Immunophenotypic analysis of BLT mice
Immunophenotyping was performed on peripheral-blood samples longitudinally and at the time of collection on blood and mononuclear cells isolated from the tissues of BLT mice. All flow cytometry data were collected on a BD FACSCanto instrument using BD FACSDiva software (v.6.1.3) and data were analysed with FlowJo Software (v.10.5.0). Antibodies for the analysis of human immune cell levels included: CD45 APC (BD 555485, clone HI30), CD3 FITC (BD Biosciences, 555339, clone HIT3a), CD4 APC-Cy7 (BD Biosciences, 560158, clone RPA-T4), CD33 PE (BD Biosciences, 340679, clone P67.6); CD19 PE-Cy7 (BD Biosciences, 557835, clone SJ25C1) and CD8 PerCP (BD Biosciences, 347314, clone SK1). Flow cytometry gating for the expression of lineage-specific antigens on human leukocytes was performed as follows. Step 1, forward and side scatter were used to set a live-cell gate. Step 2, live cells were then analysed for the expression of the human pan-leukocyte marker CD45. Step 3, human leukocytes were then analysed for human CD3+ T cells and CD19+ B cells. Step 4, T cells were analysed for human CD4 and CD8 expression. The following flow cytometry antibody panel was also used to analyse HLA-DR, CD38 and CD25 expression: CD3 BV421 (BD Biosciences, 562426, clone UCTH1), CD4 BV605 (BD Biosciences, 562658, clone RPA-T4), CD45 FITC (BD Biosciences, 347463, clone 2D1), HLA-DR PerCP (BD Biosciences, 347364, clone L243), CD69 PE (BD Biosciences, 555531, clone FN50), anti-CD38 PE-Cy7 (BD Biosciences, 335790, clone HB7), CD25 APC (BD Biosciences, 340938, clone 2A3), CD8 APC-Cy7 (BD Biosciences, 557834, clone SK1) and AQUA (ThermoFisher, L35957). Flow cytometry gating was performed as follows. Step 1, forward-scatter height and forward-scatter area were used to eliminate doublets. Step 2, side-scatter area and forward-scatter area were used to distinguish leukocytes based on morphology. Step 3, the viability dye AQUA was use to discriminate live cells from dead cells. Step 4, live cells were analysed for the expression of the human pan-leukocyte marker CD45. Step 5, human leukocytes were then assessed for human CD3 expression to identify T cells. Step 6, T cells were evaluated for the expression of human CD4 and CD8. Step 7, human CD4+ or CD8+ T cells were examined for expression of HLA-DR and/or CD38, or CD25. Gates were set with fluorescence-minus-one controls. Non-specific binding was assessed with isotype controls.

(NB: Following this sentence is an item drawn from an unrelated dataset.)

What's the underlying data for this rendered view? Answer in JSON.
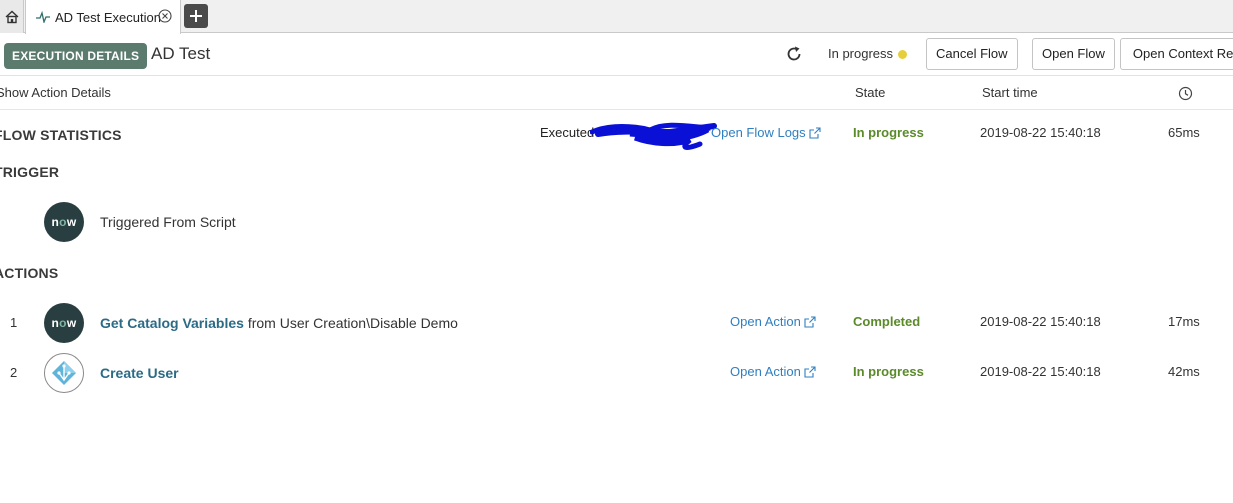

Experimental design CD8 in vitro suppression assay
In vitro latently infected memory CD4+ T cells were generated using the LARA method as previously described32 with the following modifications. On day 0, after PBMCs were isolated from buffy coats of HIV-naive individuals (New York Blood Center) using SepMate density-gradient centrifugation (StemCell Technologies, 85460), a portion of PBMCs from each HIV-naive donor was cryopreserved in fetal bovine serum (VWR Life Science Seradigm, 97068-085) and 10% DMSO, and stored in liquid nitrogen. On day 8, PBMCs were thawed and rested overnight in RPMI 1640 medium (Fisher Scientific, SH3002701.01) supplemented with 10% fetal bovine serum, 1% penicillin–streptomycin (Corning, 45000-650), and 1% HEPES (Gibco, 15630080); cRPMI) before total CD8+ T-cell-positive enrichment on day 9 (Miltenyi, 130-045-201). CD8+ T cells were stimulated with anti-CD3/CD28 beads (Dynabeads, 11141D) at a 1:1 ratio plus 30 U ml−1 IL-2 (R&D Systems, 202IL050CF) for 3 days. On day 12 of LARA, CD4+ and CD8+ were prepared for co-culture. HIV latently infected memory CD4+ T cells were washed, counted and plated for latency reversal in cRPMI in the presence of ART (100 nM efavirenz, 200 nM raltegravir and 5 μM saquinavir). Activated total CD8+ T cells were removed from the anti-CD3/CD28 beads, washed and resuspended in cRPMI plus ART. CD4+ and CD8+ T cells were co-cultured at a 1:1 or 1:5 ratio at a final density of 1 × 106 cells per ml. CD4+ monocultures were also maintained in parallel. Mono- and co-cultures were then left unstimulated, TCR-activated with 1 μg ml−1 plate-bound OKT3 and 1 μg ml−1 soluble CD28 (Biolegend, 302933), or treated with 14 nM N-803 (provided by NantKwest) or 500 ng ml−1 IL-15 (R&D Systems, 247-ILB). Cells were collected after 72 h and analysed by flow cytometry and qPCR.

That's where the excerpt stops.